Vivek Kundra and OMB want federal chief information officers to have more power. What other steps will be taken to fix IT procurement processes?

Government chief information officers are about to get more powerful under the Office of Management and Budget's new 25-step plan to overhaul federal IT management. 

OMB  released the plan Thursday. It also calls for fixing or killing at least a third of underperforming IT projects during the next 18 months.

The plan fleshes out five structural reforms the administration announced last month and each of the plan’s action items is broken down into six-month deadlines to ensure the government is making progress. The White House has already terminated one Homeland Security Department program. The reforms include significant changes to the role of the CIO, a new drive to implement cloud computing solutions as the first choice in many cases, and a reduction in the number of federal data centers.

Federal CIO Vivek Kundra provided an overview of the reform plan at the White House today. The plan has two parts – achieving operational efficiency and managing large IT projects – and was developed with the input of the federal IT, acquisition and program management communities, along with industry experts and academics.

Broadly, the plan seeks to improve how the government funds, staffs and manages IT projects. In terms of management, Kundra said the plan seeks to ensure agency CIOs and the Federal CIO Council have the appropriate authority and oversight to focus on execution and portfolio management, not just on policy. Over the next two months, Kundra said he will meet with deputy secretaries and CIOs to begin to fundamentally change the role of the CIO in an agency.

Kundra highlighted several other aspects of the government’s action plan during his presentation, such as shifting to a “cloud first” policy across the government within 18 months and reducing the number of federal data centers by at least 800 by 2015.

Further, he explained the administration will only approve funding of major IT programs that have a dedicated program manager and a fully integrated program team, use a modular approach with usable functionality delivered every six months and use specialized IT acquisition professionals.

Kundra also said the federal government will work with Congress to consolidate commodity IT funding under agency CIOs and to develop flexible budget models that align with modular development.

An interactive online platform for pre-RFP agency-industry collaboration is also in the offing, to foster better relations between government and industry, he said.
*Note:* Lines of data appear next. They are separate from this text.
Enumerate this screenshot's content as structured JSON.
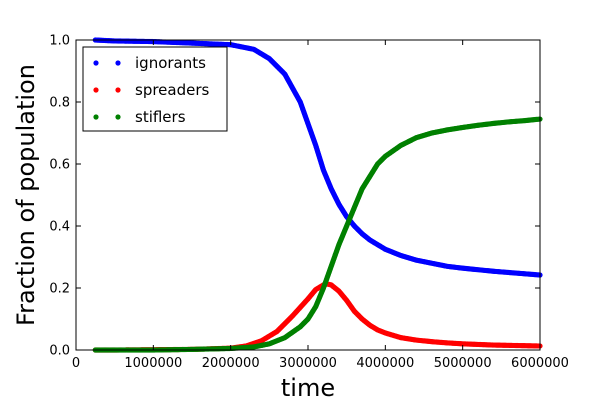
{
  "chart_data": {
    "type": "scatter",
    "xlabel": "time",
    "ylabel": "Fraction of population",
    "xlim": [
      0,
      6000000
    ],
    "ylim": [
      0.0,
      1.0
    ],
    "xticks": [
      0,
      1000000,
      2000000,
      3000000,
      4000000,
      5000000,
      6000000
    ],
    "xtick_labels": [
      "0",
      "1000000",
      "2000000",
      "3000000",
      "4000000",
      "5000000",
      "6000000"
    ],
    "yticks": [
      0.0,
      0.2,
      0.4,
      0.6,
      0.8,
      1.0
    ],
    "ytick_labels": [
      "0.0",
      "0.2",
      "0.4",
      "0.6",
      "0.8",
      "1.0"
    ],
    "grid": false,
    "legend": "upper left",
    "series": [
      {
        "name": " ignorants",
        "color": "#0000ff",
        "x": [
          250000,
          500000,
          1000000,
          1500000,
          2000000,
          2300000,
          2500000,
          2700000,
          2900000,
          3000000,
          3100000,
          3200000,
          3300000,
          3400000,
          3500000,
          3600000,
          3700000,
          3800000,
          3900000,
          4000000,
          4200000,
          4400000,
          4600000,
          4800000,
          5000000,
          5200000,
          5400000,
          5600000,
          5800000,
          6000000
        ],
        "y": [
          1.0,
          0.997,
          0.995,
          0.99,
          0.985,
          0.97,
          0.94,
          0.89,
          0.8,
          0.73,
          0.66,
          0.58,
          0.52,
          0.47,
          0.43,
          0.4,
          0.375,
          0.355,
          0.34,
          0.325,
          0.305,
          0.29,
          0.28,
          0.27,
          0.264,
          0.259,
          0.254,
          0.25,
          0.246,
          0.242
        ]
      },
      {
        "name": "spreaders",
        "color": "#ff0000",
        "x": [
          250000,
          500000,
          1000000,
          1500000,
          2000000,
          2200000,
          2400000,
          2600000,
          2800000,
          3000000,
          3100000,
          3200000,
          3250000,
          3300000,
          3400000,
          3500000,
          3600000,
          3700000,
          3800000,
          3900000,
          4000000,
          4200000,
          4400000,
          4600000,
          4800000,
          5000000,
          5200000,
          5400000,
          5600000,
          5800000,
          6000000
        ],
        "y": [
          0.0,
          0.0,
          0.001,
          0.002,
          0.006,
          0.013,
          0.03,
          0.06,
          0.11,
          0.165,
          0.195,
          0.21,
          0.213,
          0.21,
          0.19,
          0.16,
          0.125,
          0.1,
          0.08,
          0.065,
          0.055,
          0.04,
          0.032,
          0.027,
          0.023,
          0.02,
          0.018,
          0.016,
          0.015,
          0.014,
          0.013
        ]
      },
      {
        "name": "stiflers",
        "color": "#008000",
        "x": [
          250000,
          500000,
          1000000,
          1500000,
          2000000,
          2300000,
          2500000,
          2700000,
          2900000,
          3000000,
          3100000,
          3200000,
          3300000,
          3400000,
          3500000,
          3600000,
          3700000,
          3800000,
          3900000,
          4000000,
          4200000,
          4400000,
          4600000,
          4800000,
          5000000,
          5200000,
          5400000,
          5600000,
          5800000,
          6000000
        ],
        "y": [
          0.0,
          0.0,
          0.0,
          0.002,
          0.005,
          0.01,
          0.02,
          0.04,
          0.075,
          0.1,
          0.14,
          0.2,
          0.27,
          0.34,
          0.4,
          0.46,
          0.52,
          0.56,
          0.6,
          0.625,
          0.66,
          0.685,
          0.7,
          0.71,
          0.718,
          0.725,
          0.731,
          0.736,
          0.74,
          0.745
        ]
      }
    ]
  }
}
Moreover, the Office of Federal Procurement Policy will begin a “myth-busting” education campaign to eliminate artificial barriers to private-sector engagement, according to the plan.
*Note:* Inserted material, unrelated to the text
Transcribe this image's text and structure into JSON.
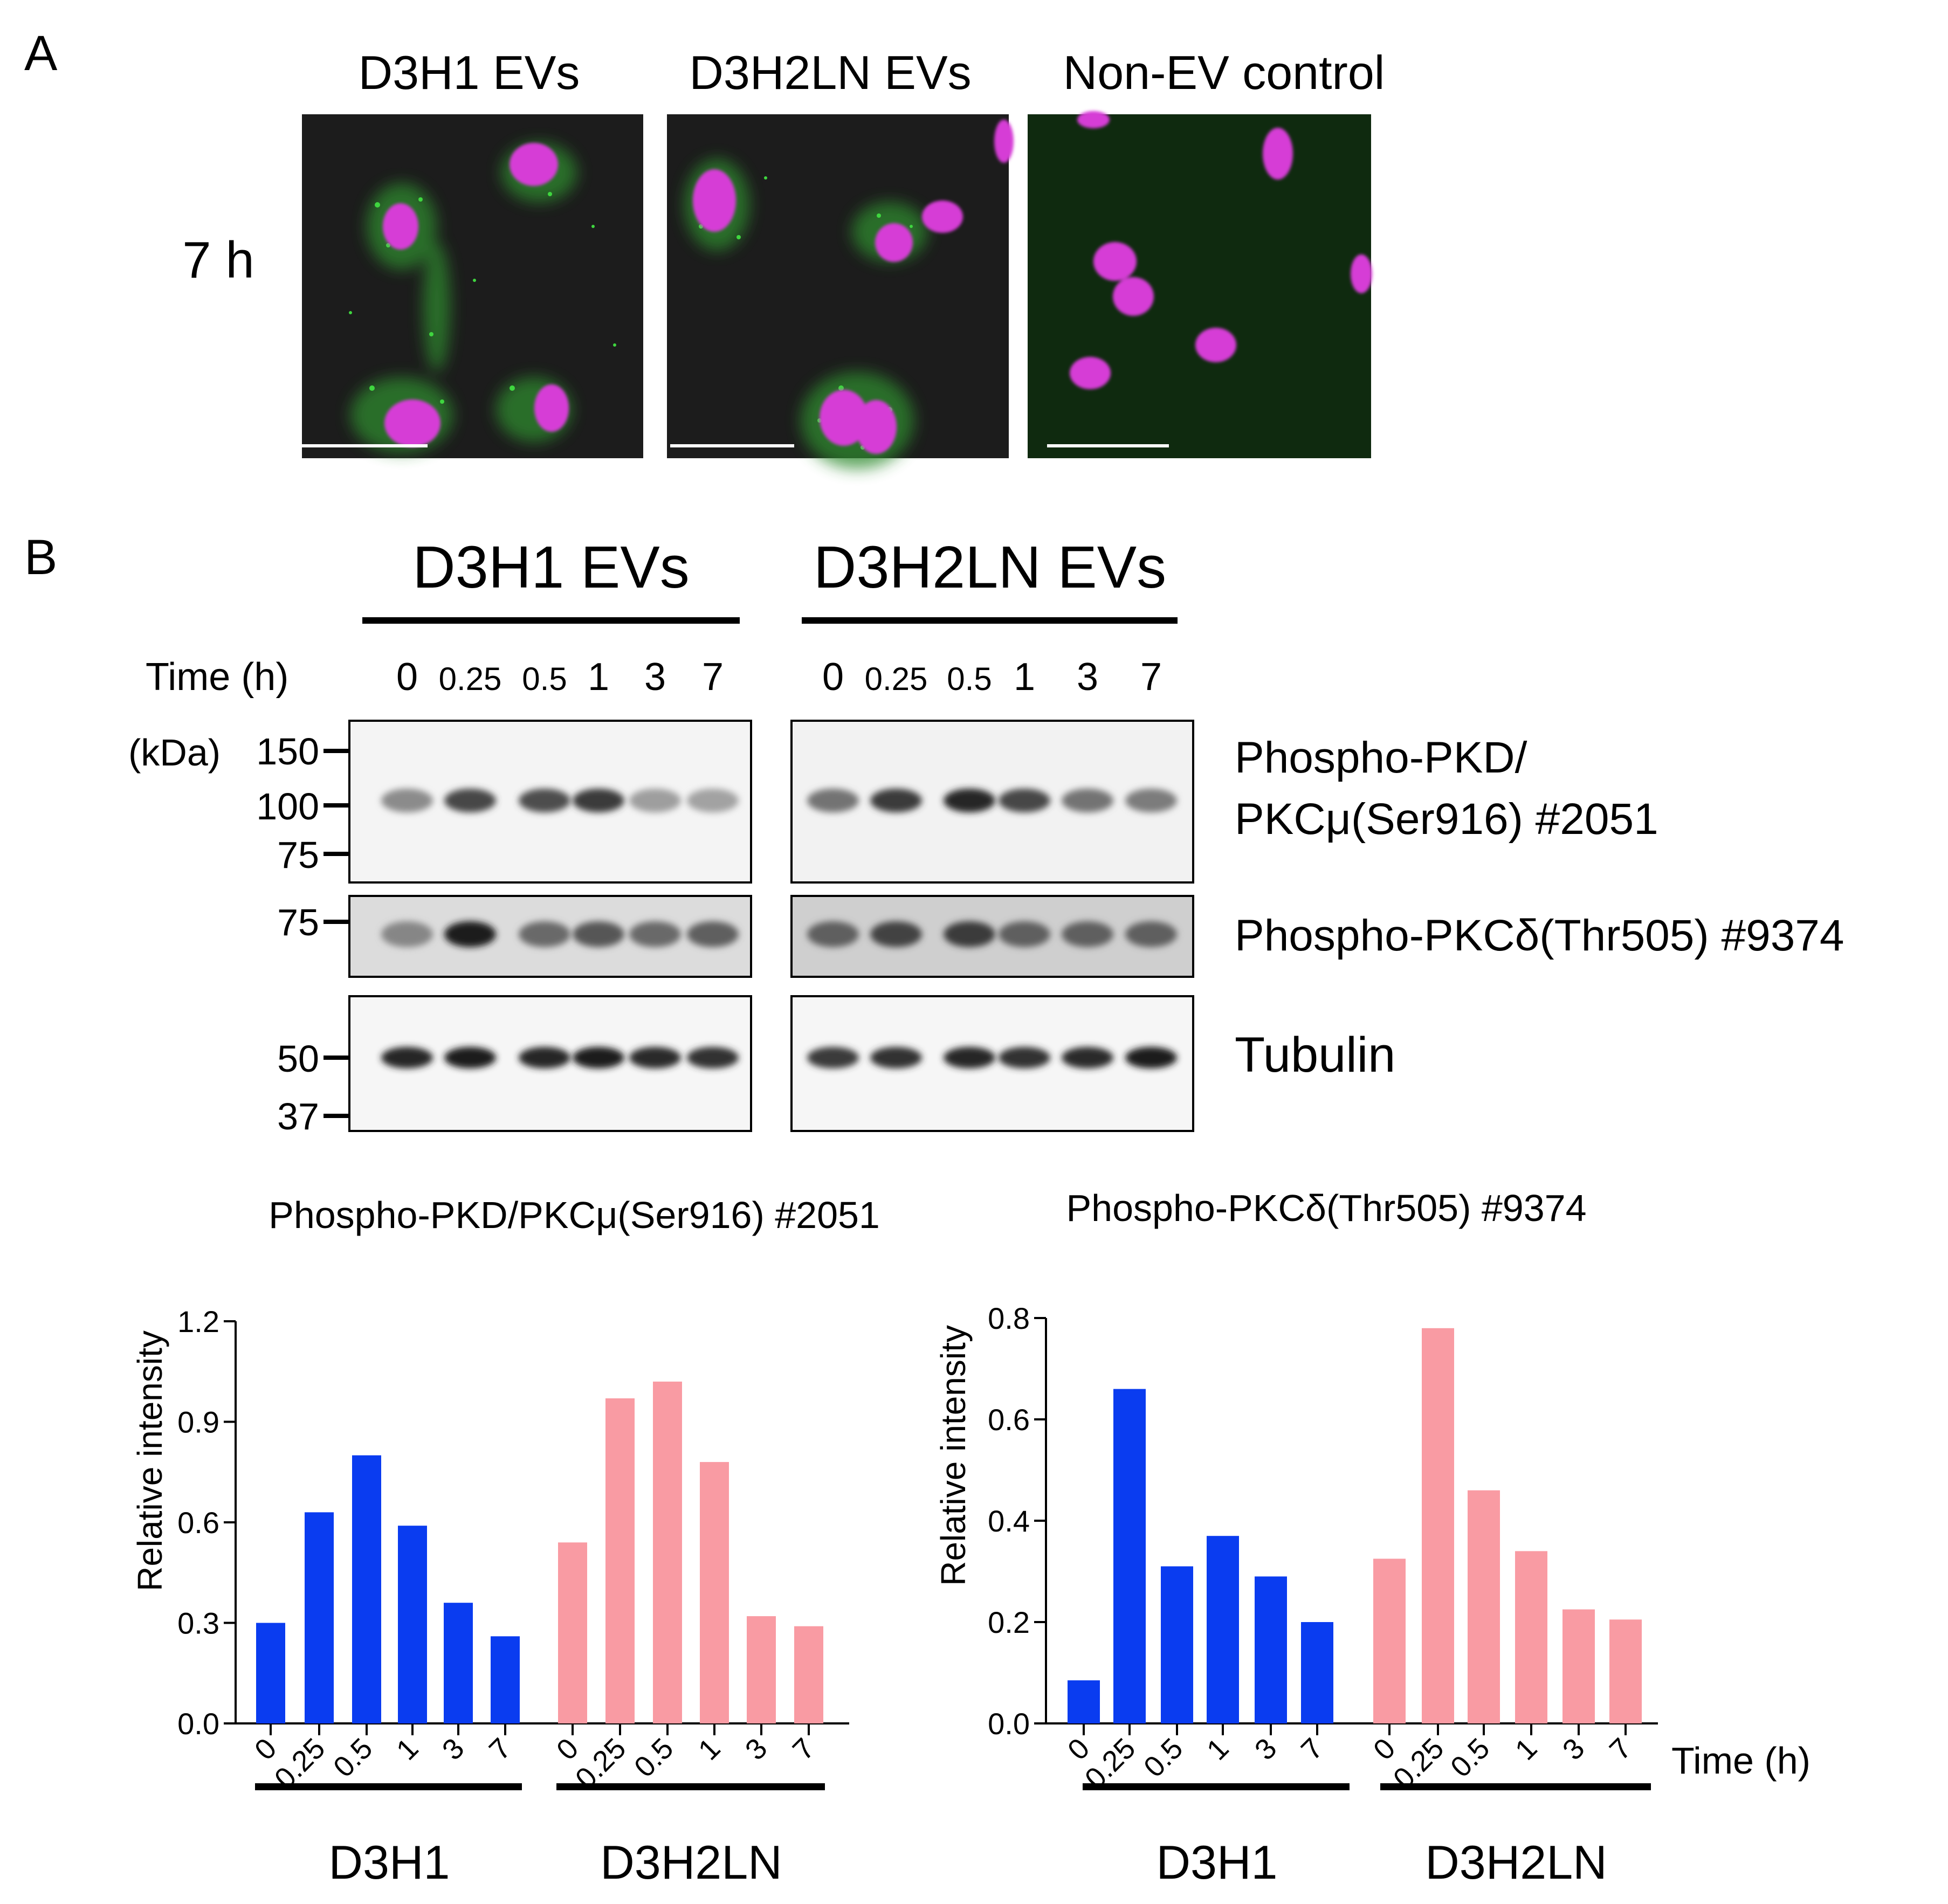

Jeffrey Zients, the Office of Management and Budget’s deputy director for management and chief performance officer, asked industry and government members who attended the event Thursday to hold the government accountable for executing its plan with discipline and urgency. He said, overall, the government must be more responsive to evolving technologies and more accountable and focused on delivering results.

Kundra also stressed that this IT reform is different from ones in the past because it is centered on execution, not writing more policy. To illustrate this point, Kundra spotlighted agencies throughout his presentation that have or have not made strides to improve their IT projects. The IT projects featured were part of the 26 high-priority projects the administration identified last summer as ones that were at-risk of being over-budget, behind schedule or plagued by problems of mismanagement, or that lacked functional deliverability.
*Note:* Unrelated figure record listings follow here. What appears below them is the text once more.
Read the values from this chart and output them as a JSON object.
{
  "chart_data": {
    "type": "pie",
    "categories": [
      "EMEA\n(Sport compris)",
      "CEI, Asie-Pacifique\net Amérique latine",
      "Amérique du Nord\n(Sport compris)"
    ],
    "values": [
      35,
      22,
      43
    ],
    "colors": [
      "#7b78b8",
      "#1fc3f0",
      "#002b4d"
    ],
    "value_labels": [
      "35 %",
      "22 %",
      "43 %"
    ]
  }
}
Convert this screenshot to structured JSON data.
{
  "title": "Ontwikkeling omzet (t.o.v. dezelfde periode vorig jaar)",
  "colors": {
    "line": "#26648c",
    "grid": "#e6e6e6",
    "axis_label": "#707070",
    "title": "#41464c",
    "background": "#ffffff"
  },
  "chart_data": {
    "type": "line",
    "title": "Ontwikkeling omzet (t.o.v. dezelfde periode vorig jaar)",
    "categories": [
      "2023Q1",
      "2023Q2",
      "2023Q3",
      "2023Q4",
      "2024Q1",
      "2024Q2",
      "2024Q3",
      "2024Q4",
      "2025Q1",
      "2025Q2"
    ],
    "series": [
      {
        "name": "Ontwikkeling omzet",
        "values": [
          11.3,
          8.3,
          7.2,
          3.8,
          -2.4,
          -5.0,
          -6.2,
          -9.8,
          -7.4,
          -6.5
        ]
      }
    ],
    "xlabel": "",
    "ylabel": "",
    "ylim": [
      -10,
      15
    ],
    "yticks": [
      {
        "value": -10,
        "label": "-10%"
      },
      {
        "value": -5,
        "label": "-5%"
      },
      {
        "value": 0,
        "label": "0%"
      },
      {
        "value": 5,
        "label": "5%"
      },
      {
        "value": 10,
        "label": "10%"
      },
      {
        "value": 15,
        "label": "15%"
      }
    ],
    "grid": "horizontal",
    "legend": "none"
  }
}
OMB officials have reviewed 18 of these projects so far, including the DHS project that has been terminated. The remaining eight systems will be reviewed before the budget is released next February, Zients told reporters during a call on Wednesday. Officials said the review of these projects helped to inform their action plan.

Additional elements of the reform plan included designing a formal IT program management career path and launching a best-practices collaboration platform. The government also wants to reduce the barriers of entry for small innovative technology companies.